As important as this event is, my colleague Tony Powell in Nairobi reminds me that (1) the WHO General Assembly still needs to pass this resolution at its meeting in May  (2) the WHO is notoriously underfunded and can’t be relied upon to do much about implementing this on their own and (3) the WHO has no legislative power. So it can “urge” its member states to do something but it cannot mandate anything.

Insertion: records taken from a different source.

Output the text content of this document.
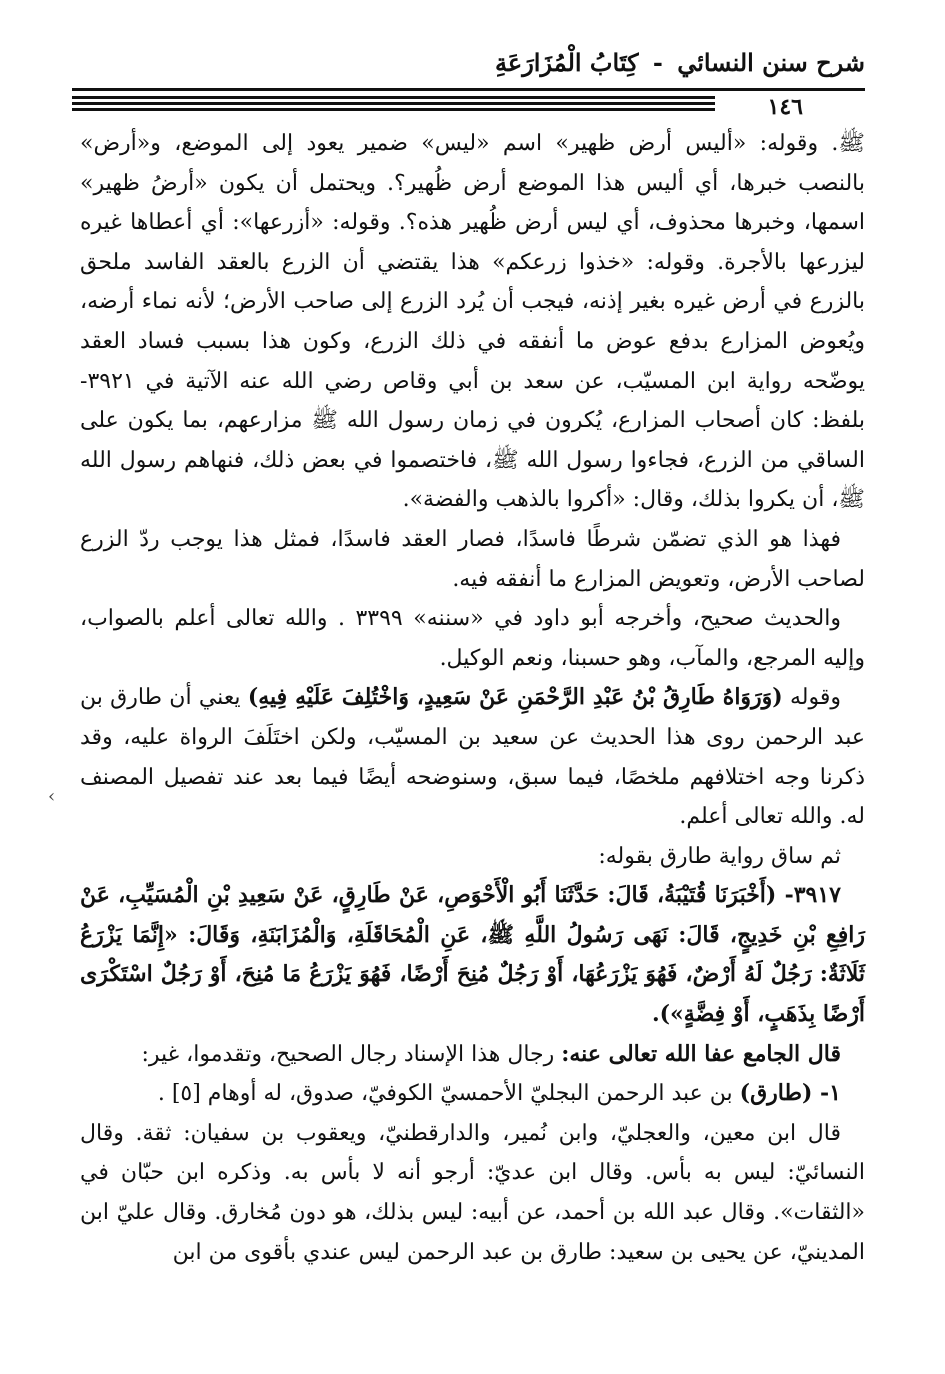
شرح سنن النسائي - كِتَابُ الْمُزَارَعَةِ
١٤٦

ﷺ. وقوله: «أليس أرض ظهير» اسم «ليس» ضمير يعود إلى الموضع، و«أرض» بالنصب خبرها، أي أليس هذا الموضع أرض ظُهير؟. ويحتمل أن يكون «أرضُ ظهير» اسمها، وخبرها محذوف، أي ليس أرض ظُهير هذه؟. وقوله: «أزرعها»: أي أعطاها غيره ليزرعها بالأجرة. وقوله: «خذوا زرعكم» هذا يقتضي أن الزرع بالعقد الفاسد ملحق بالزرع في أرض غيره بغير إذنه، فيجب أن يُرد الزرع إلى صاحب الأرض؛ لأنه نماء أرضه، ويُعوض المزارع بدفع عوض ما أنفقه في ذلك الزرع، وكون هذا بسبب فساد العقد يوضّحه رواية ابن المسيّب، عن سعد بن أبي وقاص رضي الله عنه الآتية في ٣٩٢١- بلفظ: كان أصحاب المزارع، يُكرون في زمان رسول الله ﷺ مزارعهم، بما يكون على الساقي من الزرع، فجاءوا رسول الله ﷺ، فاختصموا في بعض ذلك، فنهاهم رسول الله ﷺ، أن يكروا بذلك، وقال: «أكروا بالذهب والفضة».

فهذا هو الذي تضمّن شرطًا فاسدًا، فصار العقد فاسدًا، فمثل هذا يوجب ردّ الزرع لصاحب الأرض، وتعويض المزارع ما أنفقه فيه.

والحديث صحيح، وأخرجه أبو داود في «سننه» ٣٣٩٩ . والله تعالى أعلم بالصواب، وإليه المرجع، والمآب، وهو حسبنا، ونعم الوكيل.

وقوله (وَرَوَاهُ طَارِقُ بْنُ عَبْدِ الرَّحْمَنِ عَنْ سَعِيدٍ، وَاخْتُلِفَ عَلَيْهِ فِيهِ) يعني أن طارق بن عبد الرحمن روى هذا الحديث عن سعيد بن المسيّب، ولكن اختَلَفَ الرواة عليه، وقد ذكرنا وجه اختلافهم ملخصًا، فيما سبق، وسنوضحه أيضًا فيما بعد عند تفصيل المصنف له. والله تعالى أعلم.

ثم ساق رواية طارق بقوله:

٣٩١٧- (أَخْبَرَنَا قُتَيْبَةُ، قَالَ: حَدَّثَنَا أَبُو الْأَحْوَصِ، عَنْ طَارِقٍ، عَنْ سَعِيدِ بْنِ الْمُسَيِّبِ، عَنْ رَافِعِ بْنِ خَدِيجٍ، قَالَ: نَهَى رَسُولُ اللَّهِ ﷺ، عَنِ الْمُحَاقَلَةِ، وَالْمُزَابَنَةِ، وَقَالَ: «إِنَّمَا يَزْرَعُ ثَلَاثَةٌ: رَجُلٌ لَهُ أَرْضٌ، فَهُوَ يَزْرَعُهَا، أَوْ رَجُلٌ مُنِحَ أَرْضًا، فَهُوَ يَزْرَعُ مَا مُنِحَ، أَوْ رَجُلٌ اسْتَكْرَى أَرْضًا بِذَهَبٍ، أَوْ فِضَّةٍ»).

قال الجامع عفا الله تعالى عنه: رجال هذا الإسناد رجال الصحيح، وتقدموا، غير:

١- (طارق) بن عبد الرحمن البجليّ الأحمسيّ الكوفيّ، صدوق، له أوهام [٥] .

قال ابن معين، والعجليّ، وابن نُمير، والدارقطنيّ، ويعقوب بن سفيان: ثقة. وقال النسائيّ: ليس به بأس. وقال ابن عديّ: أرجو أنه لا بأس به. وذكره ابن حبّان في «الثقات». وقال عبد الله بن أحمد، عن أبيه: ليس بذلك، هو دون مُخارق. وقال عليّ ابن المدينيّ، عن يحيى بن سعيد: طارق بن عبد الرحمن ليس عندي بأقوى من ابن

‹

Even assuming the General Assembly resolution passes which does seem very likely, this is not the time for any of us who support this effort to sit back and assume that the further integration of palliative care will just take care of itself. On the contrary, it is a call to action to encourage all of us to redouble our efforts to take advantage of this opportunity lest it languish and eventually be forgotten. As we have seen in the US and elsewhere, the proliferation of models for palliative care which all include spiritual care has not meant that spiritual care is included in any palliative care program. 

But make no mistake, this resolution represents a major victory in the ongoing effort to end suffering caused by disease in all of its domains.  This resolution does mean I think that there is now a flag that all of us worldwide can rally around to make common cause on this issue with common language. This is an important milestone on this journey, but we are far from done.